A fair share of Kenyans use mobile money services. Particularly, Safaricom’s M-PESA users are in the excess of 21 million per CA’s statistics – which means millions of us have interacted with the conventional way the service is rendered, and that is via the sim toolkit (STK).
STK has been around for as long as I started using phones. It is a standard app that can be loaded on smart or dumb phones and has since allowed mobile operators to integrate extra information and functions on SIM cards. The STK’s user interface can be customized in a way a carrier deems fit so that users can have direct access to essential services provided by the telco, entertainment services or banks.
My experience with Safaricom’s STK has been good and functional, but it hit me a couple of days ago that its implementation is far from perfect.
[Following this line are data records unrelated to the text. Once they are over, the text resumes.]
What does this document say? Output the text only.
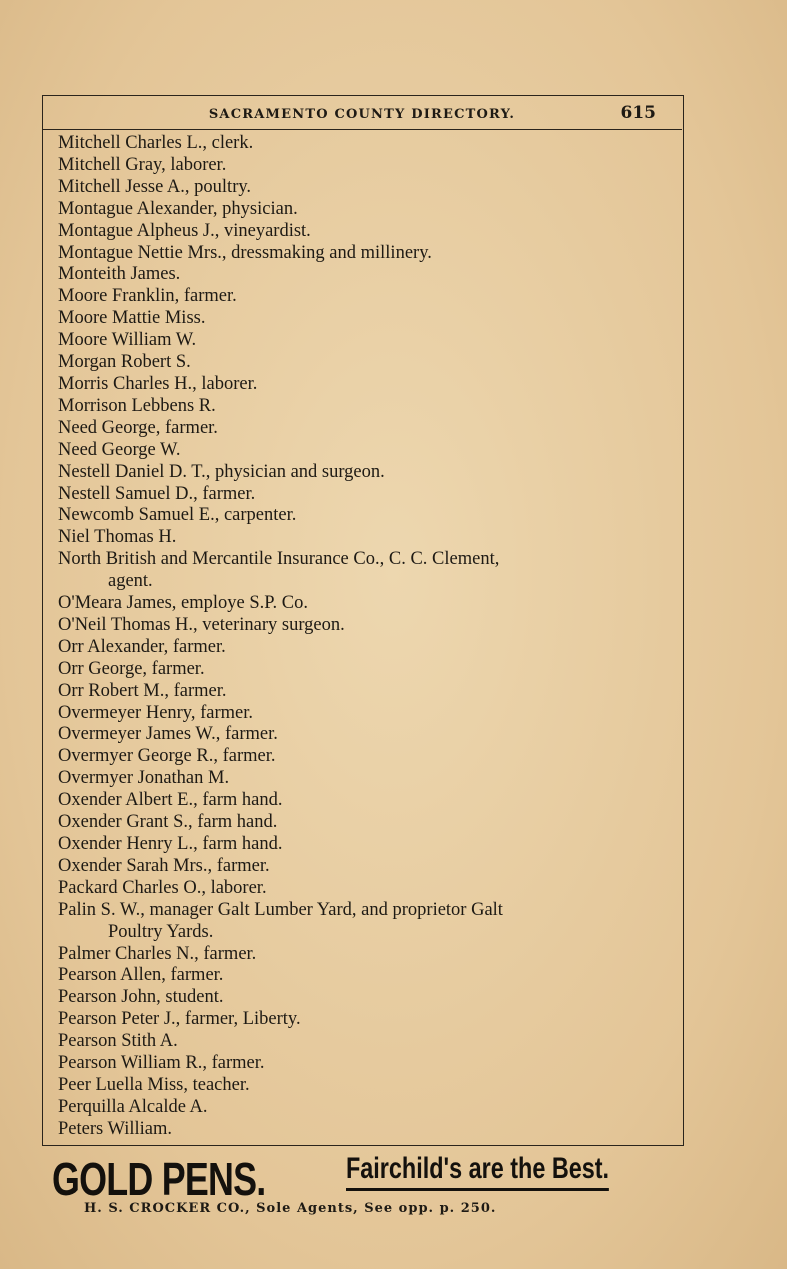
SACRAMENTO COUNTY DIRECTORY.	615
Mitchell Charles L., clerk.
Mitchell Gray, laborer.
Mitchell Jesse A., poultry.
Montague Alexander, physician.
Montague Alpheus J., vineyardist.
Montague Nettie Mrs., dressmaking and millinery.
Monteith James.
Moore Franklin, farmer.
Moore Mattie Miss.
Moore William W.
Morgan Robert S.
Morris Charles H., laborer.
Morrison Lebbens R.
Need George, farmer.
Need George W.
Nestell Daniel D. T., physician and surgeon.
Nestell Samuel D., farmer.
Newcomb Samuel E., carpenter.
Niel Thomas H.
North British and Mercantile Insurance Co., C. C. Clement,
agent.
O'Meara James, employe S.P. Co.
O'Neil Thomas H., veterinary surgeon.
Orr Alexander, farmer.
Orr George, farmer.
Orr Robert M., farmer.
Overmeyer Henry, farmer.
Overmeyer James W., farmer.
Overmyer George R., farmer.
Overmyer Jonathan M.
Oxender Albert E., farm hand.
Oxender Grant S., farm hand.
Oxender Henry L., farm hand.
Oxender Sarah Mrs., farmer.
Packard Charles O., laborer.
Palin S. W., manager Galt Lumber Yard, and proprietor Galt
Poultry Yards.
Palmer Charles N., farmer.
Pearson Allen, farmer.
Pearson John, student.
Pearson Peter J., farmer, Liberty.
Pearson Stith A.
Pearson William R., farmer.
Peer Luella Miss, teacher.
Perquilla Alcalde A.
Peters William.
GOLD PENS.	Fairchild's are the Best.
H. S. CROCKER CO., Sole Agents, See opp. p. 250.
The discovery was noted after I tried Equitel’s STK for a couple of days and this is what I found out:
- Safaricom’s STK is markedly slow. Don’t get me wrong: it works, yes, but the execution of tasks such as the opening of menus takes a couple of seconds. Contrastingly, Equitel’s is noticeably faster. I don’t know how I can explain this but you need to use the two services side by side to notice Safaricom’s sluggishness.
- Perhaps the most issue is the flow of actions. I’m sure most of you have, say, tried to enter a pay bill number for a given service but incorrectly dialled a number of two. Alternatively, say you enter a wrong PIN number when performing a transaction. If you go back one step to rectify the error, Safaricom’s STK will take right back to the home page before prompting you to start the exercise again. It is frustratingly annoying. In contrast, Equitel’s STK works as directed, and will take you a step or two backward if you so wish.
- The STK app is tiny and does not take any toll on a phone’s resources. Heck, it runs just fine on feature phones. Hence, the argument that Safaricom’s is bloated (admittedly, its implementation is full of other features in the Safaricom+ menu) does not it a pass to be slow because Equitel’s is equally feature-packed.
Of course, there are other statistical parameters that may impact these observations. For instance, Safaricom’s STK is accessed millions of times at any single time owing to the numbers it commands both in mobile money services and carrier business. In other words, it processes millions of commands, hence, the sluggishness – but does that mean a simple task like rolling back to the previous step shouldn’t do just that?
I’m yet to test Telkom Kenya’s, which I should as soon as it brings T-Kash to STK rather than the *160# access code.
What are your experiences? Do you think there is a way Safaricom can make their STK noticeably faster and efficient? Probably yes, but the current implementation is frustrating. Of course, its mySafaricom app is a better alternative (it continues to balloon sizewise though, perhaps due to the iterative updates that continue to see the integration of additional features), but it is still not as what the competition offers (My Telkom app), which is also a story for another day.